Exergy-based Analysis and Optimization of Complex Aircraft Thermal Management Systems

Design and optimization of aircraft thermal management systems (TMS) is typically conducted at steady-state conditions using performance metrics such as bleed air flow rate, fuel burn flow rate, or total system mass. However, when trying to increase the overall performance of a legacy system or analyzing new system architectures, it can be difficult to identify how individual component or subsystem changes will propagate throughout the overall TMS. To address this problem, we investigate the relationship between exergy destruction minimization and conventional design metrics such as bleed air flow rate or system mass. This is motivated by the fact that exergy destruction is a quantity that can be calculated for any subsystem or component, regardless of energy domain or function.

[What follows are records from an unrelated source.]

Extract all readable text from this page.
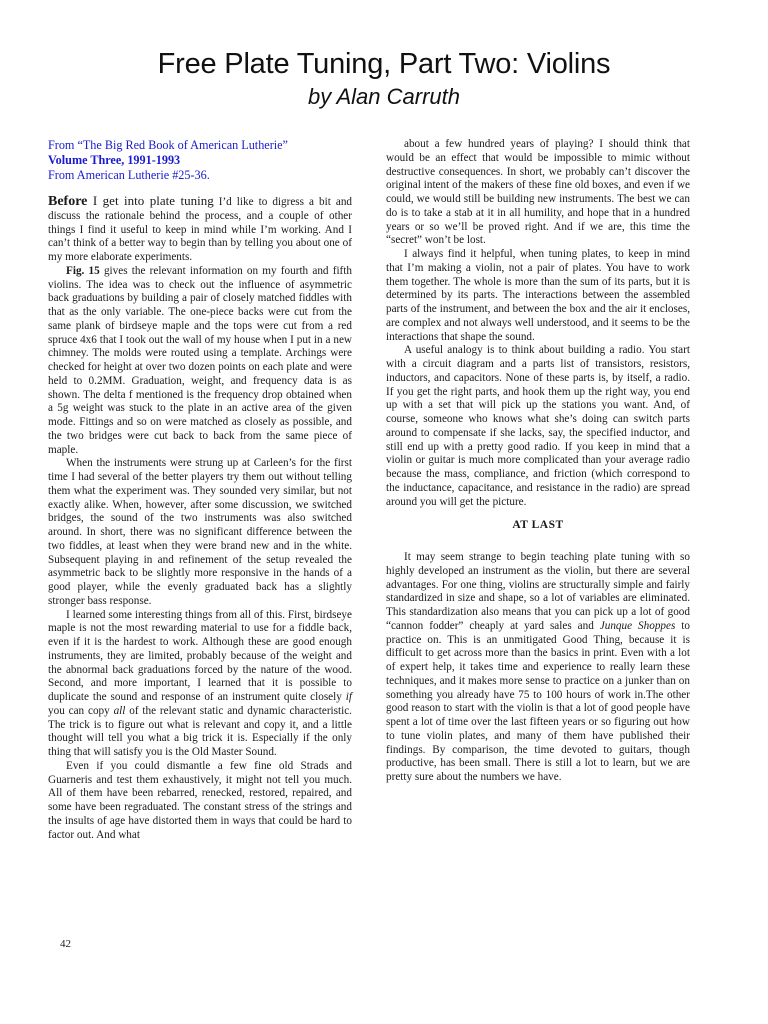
Free Plate Tuning, Part Two: Violins
by Alan Carruth
From “The Big Red Book of American Lutherie”
Volume Three, 1991-1993
From American Lutherie #25-36.

Before I get into plate tuning I’d like to digress a bit and discuss the rationale behind the process, and a couple of other things I find it useful to keep in mind while I’m working. And I can’t think of a better way to begin than by telling you about one of my more elaborate experiments.

Fig. 15 gives the relevant information on my fourth and fifth violins. The idea was to check out the influence of asymmetric back graduations by building a pair of closely matched fiddles with that as the only variable. The one-piece backs were cut from the same plank of birdseye maple and the tops were cut from a red spruce 4x6 that I took out the wall of my house when I put in a new chimney. The molds were routed using a template. Archings were checked for height at over two dozen points on each plate and were held to 0.2MM. Graduation, weight, and frequency data is as shown. The delta f mentioned is the frequency drop obtained when a 5g weight was stuck to the plate in an active area of the given mode. Fittings and so on were matched as closely as possible, and the two bridges were cut back to back from the same piece of maple.

When the instruments were strung up at Carleen’s for the first time I had several of the better players try them out without telling them what the experiment was. They sounded very similar, but not exactly alike. When, however, after some discussion, we switched bridges, the sound of the two instruments was also switched around. In short, there was no significant difference between the two fiddles, at least when they were brand new and in the white. Subsequent playing in and refinement of the setup revealed the asymmetric back to be slightly more responsive in the hands of a good player, while the evenly graduated back has a slightly stronger bass response.

I learned some interesting things from all of this. First, birdseye maple is not the most rewarding material to use for a fiddle back, even if it is the hardest to work. Although these are good enough instruments, they are limited, probably because of the weight and the abnormal back graduations forced by the nature of the wood. Second, and more important, I learned that it is possible to duplicate the sound and response of an instrument quite closely if you can copy all of the relevant static and dynamic characteristic. The trick is to figure out what is relevant and copy it, and a little thought will tell you what a big trick it is. Especially if the only thing that will satisfy you is the Old Master Sound.

Even if you could dismantle a few fine old Strads and Guarneris and test them exhaustively, it might not tell you much. All of them have been rebarred, renecked, restored, repaired, and some have been regraduated. The constant stress of the strings and the insults of age have distorted them in ways that could be hard to factor out. And what

about a few hundred years of playing? I should think that would be an effect that would be impossible to mimic without destructive consequences. In short, we probably can’t discover the original intent of the makers of these fine old boxes, and even if we could, we would still be building new instruments. The best we can do is to take a stab at it in all humility, and hope that in a hundred years or so we’ll be proved right. And if we are, this time the “secret” won’t be lost.

I always find it helpful, when tuning plates, to keep in mind that I’m making a violin, not a pair of plates. You have to work them together. The whole is more than the sum of its parts, but it is determined by its parts. The interactions between the assembled parts of the instrument, and between the box and the air it encloses, are complex and not always well understood, and it seems to be the interactions that shape the sound.

A useful analogy is to think about building a radio. You start with a circuit diagram and a parts list of transistors, resistors, inductors, and capacitors. None of these parts is, by itself, a radio. If you get the right parts, and hook them up the right way, you end up with a set that will pick up the stations you want. And, of course, someone who knows what she’s doing can switch parts around to compensate if she lacks, say, the specified inductor, and still end up with a pretty good radio. If you keep in mind that a violin or guitar is much more complicated than your average radio because the mass, compliance, and friction (which correspond to the inductance, capacitance, and resistance in the radio) are spread around you will get the picture.

AT LAST

It may seem strange to begin teaching plate tuning with so highly developed an instrument as the violin, but there are several advantages. For one thing, violins are structurally simple and fairly standardized in size and shape, so a lot of variables are eliminated. This standardization also means that you can pick up a lot of good “cannon fodder” cheaply at yard sales and Junque Shoppes to practice on. This is an unmitigated Good Thing, because it is difficult to get across more than the basics in print. Even with a lot of expert help, it takes time and experience to really learn these techniques, and it makes more sense to practice on a junker than on something you already have 75 to 100 hours of work in.The other good reason to start with the violin is that a lot of good people have spent a lot of time over the last fifteen years or so figuring out how to tune violin plates, and many of them have published their findings. By comparison, the time devoted to guitars, though productive, has been small. There is still a lot to learn, but we are pretty sure about the numbers we have.

42
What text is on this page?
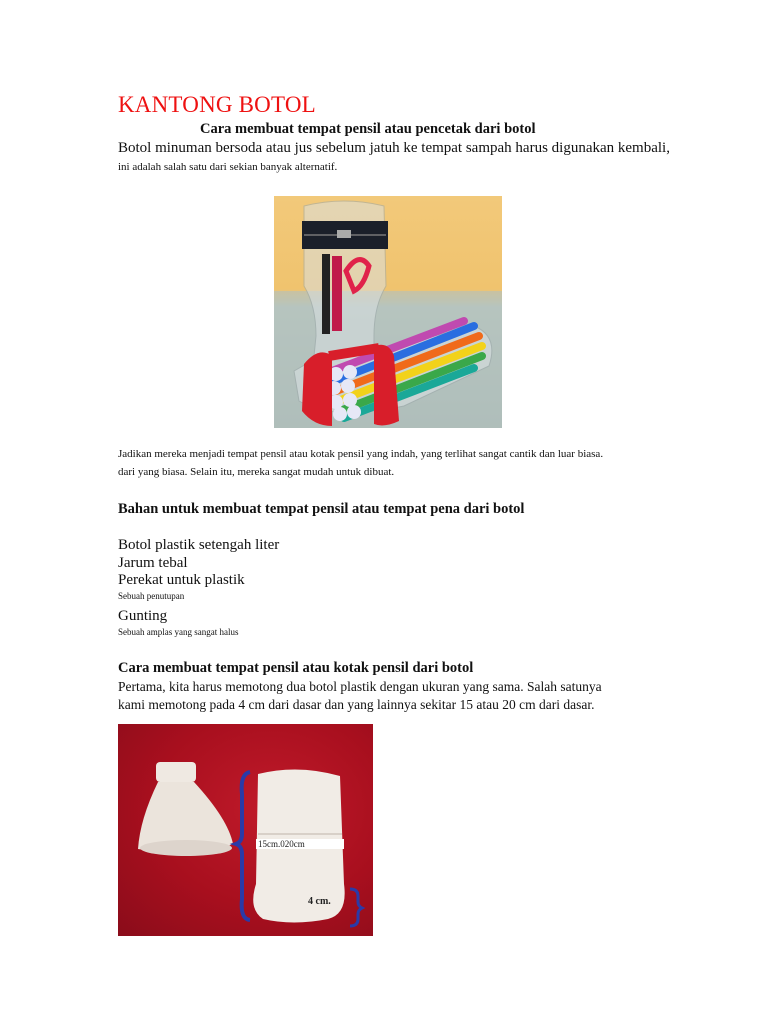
KANTONG BOTOL
Cara membuat tempat pensil atau pencetak dari botol
Botol minuman bersoda atau jus sebelum jatuh ke tempat sampah harus digunakan kembali,
ini adalah salah satu dari sekian banyak alternatif.
Jadikan mereka menjadi tempat pensil atau kotak pensil yang indah, yang terlihat sangat cantik dan luar biasa.
dari yang biasa. Selain itu, mereka sangat mudah untuk dibuat.
Bahan untuk membuat tempat pensil atau tempat pena dari botol
Botol plastik setengah liter
Jarum tebal
Perekat untuk plastik
Sebuah penutupan
Gunting
Sebuah amplas yang sangat halus
Cara membuat tempat pensil atau kotak pensil dari botol
Pertama, kita harus memotong dua botol plastik dengan ukuran yang sama. Salah satunya
kami memotong pada 4 cm dari dasar dan yang lainnya sekitar 15 atau 20 cm dari dasar.
15cm.020cm
4 cm.
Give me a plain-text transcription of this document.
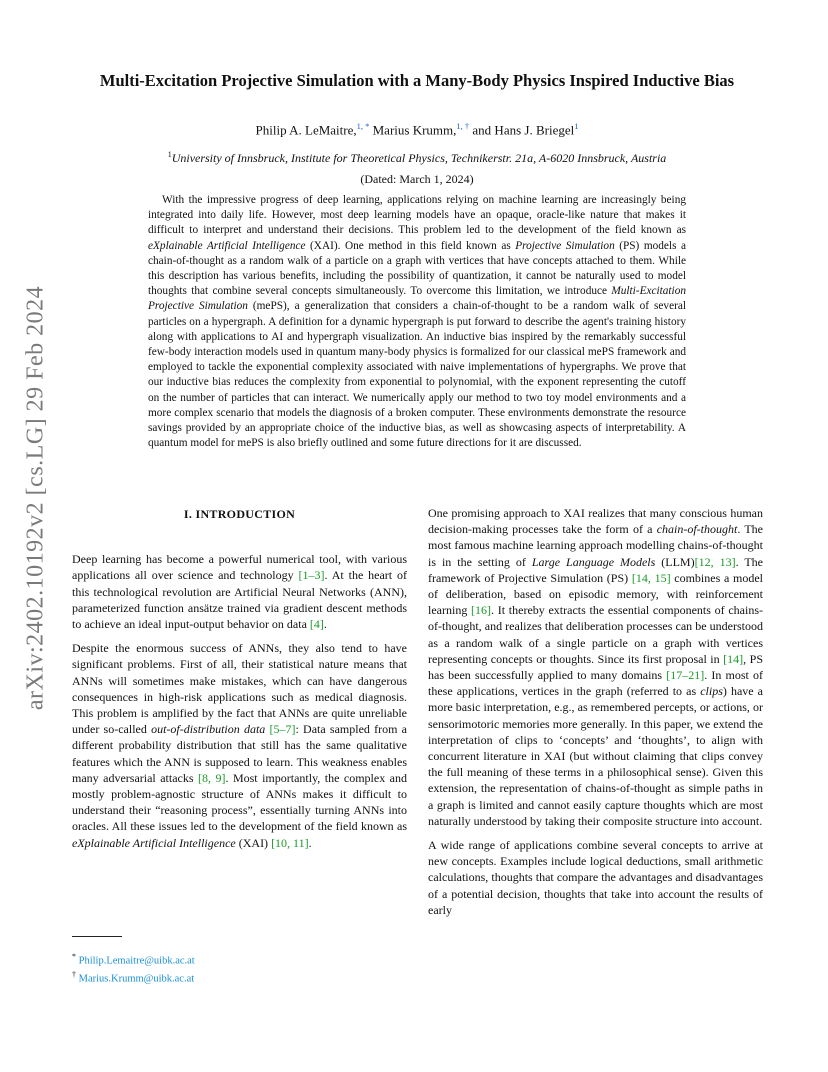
arXiv:2402.10192v2 [cs.LG] 29 Feb 2024
Multi-Excitation Projective Simulation with a Many-Body Physics Inspired Inductive Bias
Philip A. LeMaitre,$^{1, *}$ Marius Krumm,$^{1, \dagger}$ and Hans J. Briegel$^1$
$^1$University of Innsbruck, Institute for Theoretical Physics, Technikerstr. 21a, A-6020 Innsbruck, Austria
(Dated: March 1, 2024)

With the impressive progress of deep learning, applications relying on machine learning are increasingly being integrated into daily life. However, most deep learning models have an opaque, oracle-like nature that makes it difficult to interpret and understand their decisions. This problem led to the development of the field known as eXplainable Artificial Intelligence (XAI). One method in this field known as Projective Simulation (PS) models a chain-of-thought as a random walk of a particle on a graph with vertices that have concepts attached to them. While this description has various benefits, including the possibility of quantization, it cannot be naturally used to model thoughts that combine several concepts simultaneously. To overcome this limitation, we introduce Multi-Excitation Projective Simulation (mePS), a generalization that considers a chain-of-thought to be a random walk of several particles on a hypergraph. A definition for a dynamic hypergraph is put forward to describe the agent's training history along with applications to AI and hypergraph visualization. An inductive bias inspired by the remarkably successful few-body interaction models used in quantum many-body physics is formalized for our classical mePS framework and employed to tackle the exponential complexity associated with naive implementations of hypergraphs. We prove that our inductive bias reduces the complexity from exponential to polynomial, with the exponent representing the cutoff on the number of particles that can interact. We numerically apply our method to two toy model environments and a more complex scenario that models the diagnosis of a broken computer. These environments demonstrate the resource savings provided by an appropriate choice of the inductive bias, as well as showcasing aspects of interpretability. A quantum model for mePS is also briefly outlined and some future directions for it are discussed.

I. INTRODUCTION

Deep learning has become a powerful numerical tool, with various applications all over science and technology [1–3]. At the heart of this technological revolution are Artificial Neural Networks (ANN), parameterized function ansätze trained via gradient descent methods to achieve an ideal input-output behavior on data [4].

Despite the enormous success of ANNs, they also tend to have significant problems. First of all, their statistical nature means that ANNs will sometimes make mistakes, which can have dangerous consequences in high-risk applications such as medical diagnosis. This problem is amplified by the fact that ANNs are quite unreliable under so-called out-of-distribution data [5–7]: Data sampled from a different probability distribution that still has the same qualitative features which the ANN is supposed to learn. This weakness enables many adversarial attacks [8, 9]. Most importantly, the complex and mostly problem-agnostic structure of ANNs makes it difficult to understand their “reasoning process”, essentially turning ANNs into oracles. All these issues led to the development of the field known as eXplainable Artificial Intelligence (XAI) [10, 11].

One promising approach to XAI realizes that many conscious human decision-making processes take the form of a chain-of-thought. The most famous machine learning approach modelling chains-of-thought is in the setting of Large Language Models (LLM)[12, 13]. The framework of Projective Simulation (PS) [14, 15] combines a model of deliberation, based on episodic memory, with reinforcement learning [16]. It thereby extracts the essential components of chains-of-thought, and realizes that deliberation processes can be understood as a random walk of a single particle on a graph with vertices representing concepts or thoughts. Since its first proposal in [14], PS has been successfully applied to many domains [17–21]. In most of these applications, vertices in the graph (referred to as clips) have a more basic interpretation, e.g., as remembered percepts, or actions, or sensorimotoric memories more generally. In this paper, we extend the interpretation of clips to ‘concepts’ and ‘thoughts’, to align with concurrent literature in XAI (but without claiming that clips convey the full meaning of these terms in a philosophical sense). Given this extension, the representation of chains-of-thought as simple paths in a graph is limited and cannot easily capture thoughts which are most naturally understood by taking their composite structure into account.

A wide range of applications combine several concepts to arrive at new concepts. Examples include logical deductions, small arithmetic calculations, thoughts that compare the advantages and disadvantages of a potential decision, thoughts that take into account the results of early

* Philip.Lemaitre@uibk.ac.at

† Marius.Krumm@uibk.ac.at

A notional system architecture is proposed and modeled using steady-state thermodynamic relationships that captures coupling between individual subsystems of a TMS. We show that exergy destruction is not only sensitive to individual component parameters in a manner consistent with conventional performance metrics, but that due to its generalizability, it also captures how changes in one subsystem propagate throughout the overall TMS. Specifically, through a design case study, we show that minimizing system-wide exergy destruction rate (without an engine model) yields a similar engine fuel burn rate as when fuel burn is minimized directly, but also results in a significantly lower system mass.